Each bucket 50 is engaged by two drive rollers 68 of each group, on either side of the cable element 52, the cable elements being guided between the drive rollers 68 on both sides.

The bucket train 24 and the support wheels 15 to 22 are substantially the same as the configuration described in U.S. Pat. No. 3688893 in the above point. The details of the bulk material processing machine 10 are substantially similar to the construction of the above-mentioned patent. The structure of the present invention will be described below.

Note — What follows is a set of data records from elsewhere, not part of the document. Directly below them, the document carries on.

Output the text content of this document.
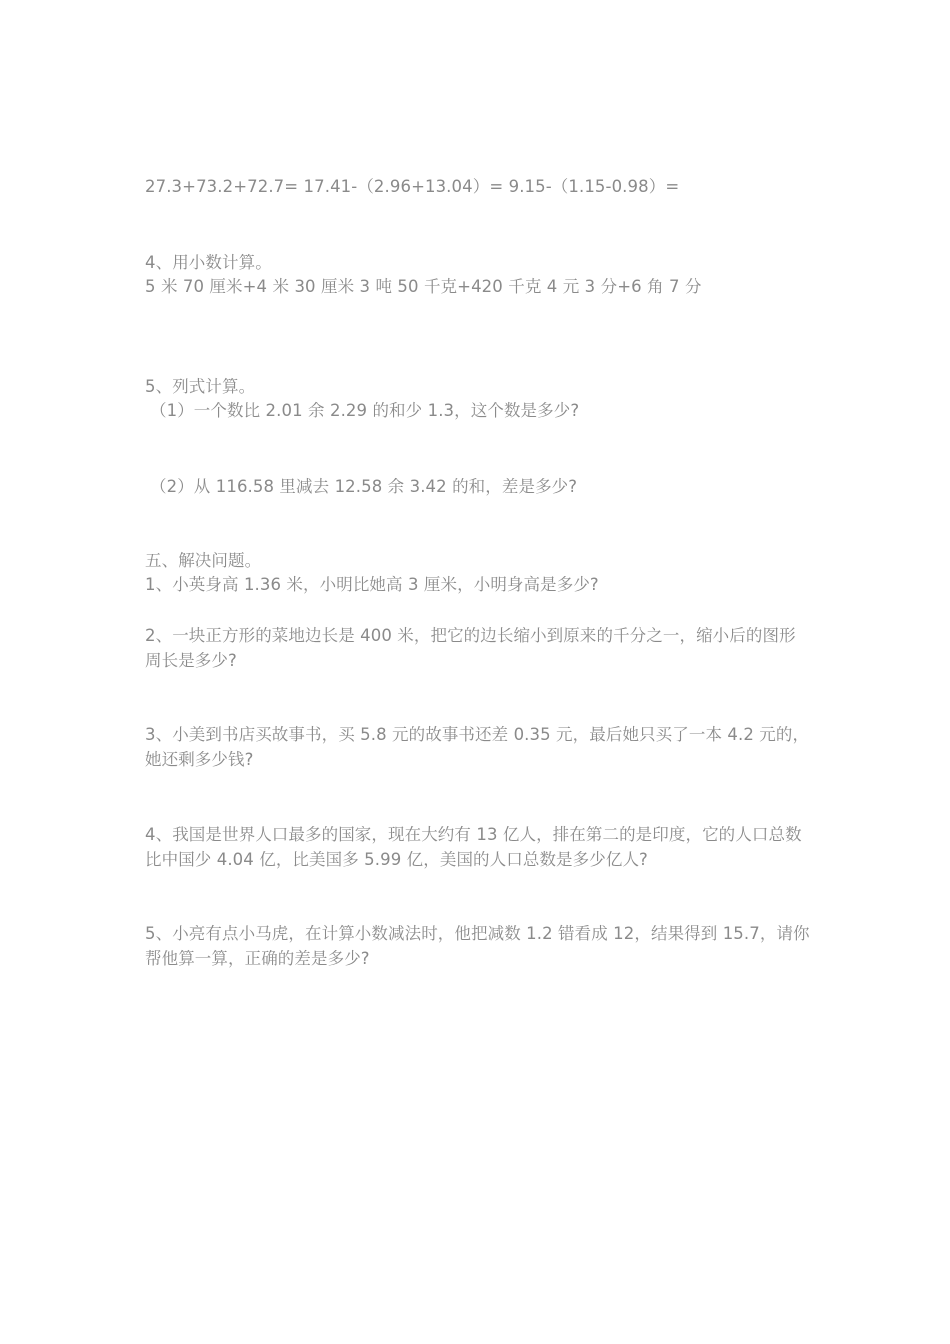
27.3+73.2+72.7= 17.41-（2.96+13.04）= 9.15-（1.15-0.98）=
4、用小数计算。
5 米 70 厘米+4 米 30 厘米 3 吨 50 千克+420 千克 4 元 3 分+6 角 7 分
5、列式计算。
（1）一个数比 2.01 余 2.29 的和少 1.3，这个数是多少?
（2）从 116.58 里减去 12.58 余 3.42 的和，差是多少?
五、解决问题。
1、小英身高 1.36 米，小明比她高 3 厘米，小明身高是多少?
2、一块正方形的菜地边长是 400 米，把它的边长缩小到原来的千分之一，缩小后的图形
周长是多少?
3、小美到书店买故事书，买 5.8 元的故事书还差 0.35 元，最后她只买了一本 4.2 元的，
她还剩多少钱?
4、我国是世界人口最多的国家，现在大约有 13 亿人，排在第二的是印度，它的人口总数
比中国少 4.04 亿，比美国多 5.99 亿，美国的人口总数是多少亿人?
5、小亮有点小马虎，在计算小数减法时，他把减数 1.2 错看成 12，结果得到 15.7，请你
帮他算一算，正确的差是多少?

Endless bucket train 24 has boom wheel 22, frame wheel 17,1
Go around the upper side of 9,19a and go under the frame wheels 16,18,20. The loading span 26 of the bucket train 24 described above is the wheel 22,1.
Suspended between 6 freely. When the charging span 26 contacts the bulk material, the charging span is suspended along the catenary line in the city. machine
When 10 is activated and the charging span 26 contacts the bulk material 28, the intermediate portion 26d of the charging span 26 contacts or is dug into the bulk material. A downward running portion 26e of the charging span is suspended along the catenary between the boom wheel 22 and the bulk material. Bucket 50 along section 26e is empty. The upward running portion 26f of the charging span 26 is suspended along the catenary line between the bulk material 28 and the support wheel 16. Along the portion 26f, the bucket 50 is full of bulk material, which is the material that the bucket has excavated along the middle portion 26d.

After the bucket 50 has been loaded with the bulk material, the bucket train travels along a path that rises upward, which path extends upwards 26f of the charging span 26 and the spans of the bucket train 24 between the support wheels 16 and 17. Including 39.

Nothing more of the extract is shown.